Однажды попали они к какому-то куркулю. Дальше порога он их не пустил. Сам сидел за столом, ел курятину, рядом сидела его толстая жена и двое белобрысых ребят. Они с матерью стояли за порогом; рядом с ними пускала слюни пегая гончая сука с оттянутыми сосцами.
— А чего вы побираетесь? Вроде ж не погорельцы. Работать, что ля, не хотитя? — спрашивал хозяин, хрустя куриными хрящами.
Мать запричитала про трудности, про свою хворь-болесть, про бабкину немощь, про мужа-героя, инвалида, и что ему положено…
— А нам, думаете, легко живется? И я на фронте три года отползал — вишь, какой иконостас? — показал на висевший возле зеркала солдатский китель, на котором блестели с полдесятка наград.
Мать дернулась было переступить через порог, чтоб подойти поближе, но хозяин зычно остановил:
— Стоять! Стоять за порогом! Неча сюды подходить. Ишшо заразы принесетя. Вишь, даже Кукла наша, собака, и та знает свое место.

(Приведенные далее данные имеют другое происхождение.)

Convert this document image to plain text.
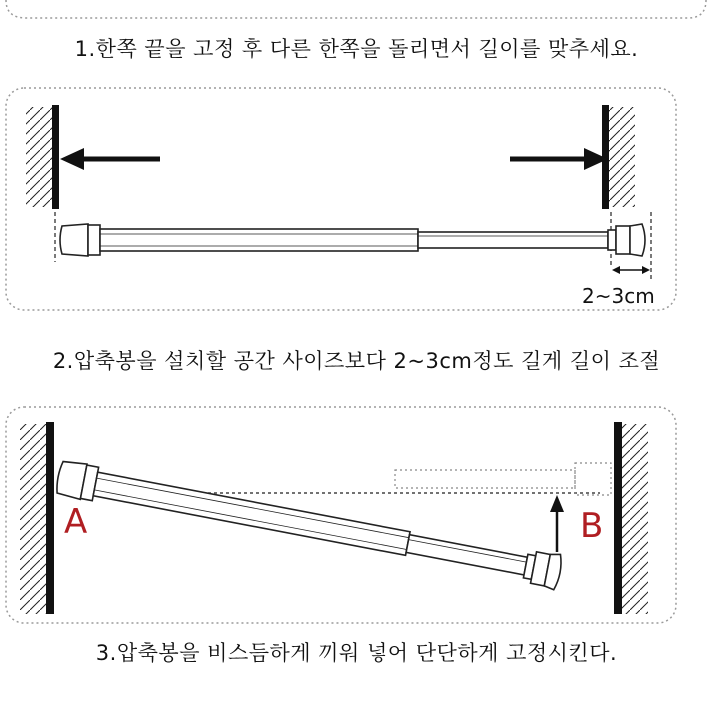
2~3cm
A	B
1.한쪽 끝을 고정 후 다른 한쪽을 돌리면서 길이를 맞추세요.
2.압축봉을 설치할 공간 사이즈보다 2~3cm정도 길게 길이 조절
3.압축봉을 비스듬하게 끼워 넣어 단단하게 고정시킨다.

Когда они поели, хозяин приказал жене, чтоб дала чего-нибудь «старцам». Та налила в банку борща, в другую молока. У матери не оказалось никакой при себе посуды. Хозяин остановил жену.
— Уважающий себя побиро́к должон иметь при себе кроме сумки котелок и кружку. Из своей посуды я кормить вас не буду, и банки попусту нам расходовать тоже не резон. Дай им хлеба, Марфа, и нехай идуть с Богом, может, голодуха заставит работать… — с тем и выпроводил.
Когда выходили с его «справного» двора, мать, уже почти в воротах, ухватила желтую тыкву и сунула ее в мешок. Дома сварили эту сладкую тыкву, ели ее и смеялись, передразнивали этого недобитого буржуя и недораскулаченного гада.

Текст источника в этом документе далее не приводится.